Níveis de governança corporativa
Nesse cenário de valorização da adoção de práticas de ESG, a listagem de empresas nos chamados níveis de governança corporativa da Bolsa pode contribuir para a maior confiança do investidor.
Com objetivo de facilitar o entendimento de diversos públicos e promover a adoção do tema, a Bolsa criou classificações para as empresas listadas de acordo com as práticas de governança com os seus acionistas.
Os níveis de governança existentes na B3 estão divididos de acordo com a transparência dos dados das empresas com os investidores e do mercado em geral.
Novo Mercado
Esse segmento foi criado nos anos 2000 e exige os mais altos níveis de governança. Atualmente, é a principal referência de transparência no mercado de capitais.
As companhias listadas nesse nível só podem emitir papéis ordinários (com direito a voto).
Nível 2
O Nível 2 é muito parecido com o Novo Mercado, no entanto, as empresas podem emitir ações preferenciais.
Além disso, no caso de venda de controle da companhia, é assegurado aos detentores de ações ordinárias (ONs) e preferenciais (PNs) o mesmo tratamento concedido ao acionista controlador. Com isso, os investidores têm acesso ao chamado direito de tag along de 100% do preço pago pelas ações ordinárias do acionista controlador.
Nível 1
Esse nível tem menos exigência em relação aos anteriores. O único requisito solicitado pela B3 é apresentação de algumas informações adicionais e garantir 25% dos ativos em circulação no mercado.
Bovespa Mais – H4
É um nível para pequenas e médias empresas que almejam entrar no mercado de forma gradativa. A empresa listada neste segmento pode realizar sua oferta pública de ações (IPO, na sigla em inglês) em até sete anos.
Bovespa Mais Nível 2 – H4
O segmento de listagem Bovespa Mais Nível 2 é similar ao Bovespa Mais, com algumas exceções.

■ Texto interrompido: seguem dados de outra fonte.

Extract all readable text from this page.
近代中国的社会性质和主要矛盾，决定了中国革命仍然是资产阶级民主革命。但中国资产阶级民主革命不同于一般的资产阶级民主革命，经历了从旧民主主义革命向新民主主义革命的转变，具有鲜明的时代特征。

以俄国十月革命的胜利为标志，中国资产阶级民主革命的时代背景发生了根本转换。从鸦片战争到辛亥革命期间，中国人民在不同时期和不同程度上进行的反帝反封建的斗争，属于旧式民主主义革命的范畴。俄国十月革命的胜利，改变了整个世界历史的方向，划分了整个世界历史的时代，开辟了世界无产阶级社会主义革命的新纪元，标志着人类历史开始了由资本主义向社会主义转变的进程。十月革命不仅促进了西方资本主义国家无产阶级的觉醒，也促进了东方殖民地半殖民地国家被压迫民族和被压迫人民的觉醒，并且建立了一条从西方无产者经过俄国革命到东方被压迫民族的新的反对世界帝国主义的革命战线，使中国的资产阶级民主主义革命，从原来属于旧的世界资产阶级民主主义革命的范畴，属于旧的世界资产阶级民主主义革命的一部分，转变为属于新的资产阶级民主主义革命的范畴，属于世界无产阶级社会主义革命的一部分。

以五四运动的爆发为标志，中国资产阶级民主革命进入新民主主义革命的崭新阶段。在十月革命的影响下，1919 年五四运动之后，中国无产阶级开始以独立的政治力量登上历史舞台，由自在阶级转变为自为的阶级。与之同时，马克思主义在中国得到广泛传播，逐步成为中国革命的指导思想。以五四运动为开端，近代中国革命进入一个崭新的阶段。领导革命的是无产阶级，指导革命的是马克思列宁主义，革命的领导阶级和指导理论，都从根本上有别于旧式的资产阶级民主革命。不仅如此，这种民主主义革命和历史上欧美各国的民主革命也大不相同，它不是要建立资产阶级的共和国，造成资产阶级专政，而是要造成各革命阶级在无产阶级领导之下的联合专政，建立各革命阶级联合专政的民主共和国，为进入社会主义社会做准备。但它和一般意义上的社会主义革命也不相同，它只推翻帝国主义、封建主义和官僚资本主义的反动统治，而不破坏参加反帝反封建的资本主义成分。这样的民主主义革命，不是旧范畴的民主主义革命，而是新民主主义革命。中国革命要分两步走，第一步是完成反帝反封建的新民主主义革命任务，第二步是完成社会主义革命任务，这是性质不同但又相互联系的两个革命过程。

Assim como no Nível 2, as empresas listadas têm o direito de manter ações preferenciais (PN) e, no caso de venda de controle da empresa, é assegurado aos detentores de ações ONs e PNs o mesmo tratamento concedido ao acionista controlador.
“Todos esses segmentos prezam por regras de governança corporativa diferenciadas. Essas regras vão além das obrigações que as companhias têm perante a Lei das Sociedades por Ações (Lei das S.As.) e têm como objetivo melhorar a avaliação daquelas que decidem aderir, voluntariamente, a um desses segmentos de listagem”, destaca a B3.
A Bolsa possui ainda o Segmento Básico, listagem que não conta com regras diferenciadas de governança corporativa.
Como está a adesão das empresas ao ESG no Brasil?
Um estudo de fevereiro de 2023 mostrou que 78,4% de 190 organizações da área privada, do setor público e do terceiro setor no Brasil haviam inserido o tema no desenvolvimento das estratégias de negócio.
Realizado pelo Pacto Global da ONU no Brasil, em parceria com a Stilingue, plataforma de monitoramento digital, e a consultoria Falconi, o levantamento apontou que a maior inspiração para a implementação de uma agenda ESG é a preocupação com os impactos ambientais e uma economia sustentável.
Por enquanto, porém, o maior impacto notado por 70% das empresas que realizaram projetos com esse foco é reputacional.
Além disso, o estudo mostrou que o fator menos apontado pelas entrevistadas foram as exigências do consumidor em relação ao tema. Ou seja, a maior parte dos setores, incluindo indústria, comércio e serviços ainda não percebe uma demanda expressiva desse público a respeito de ESG.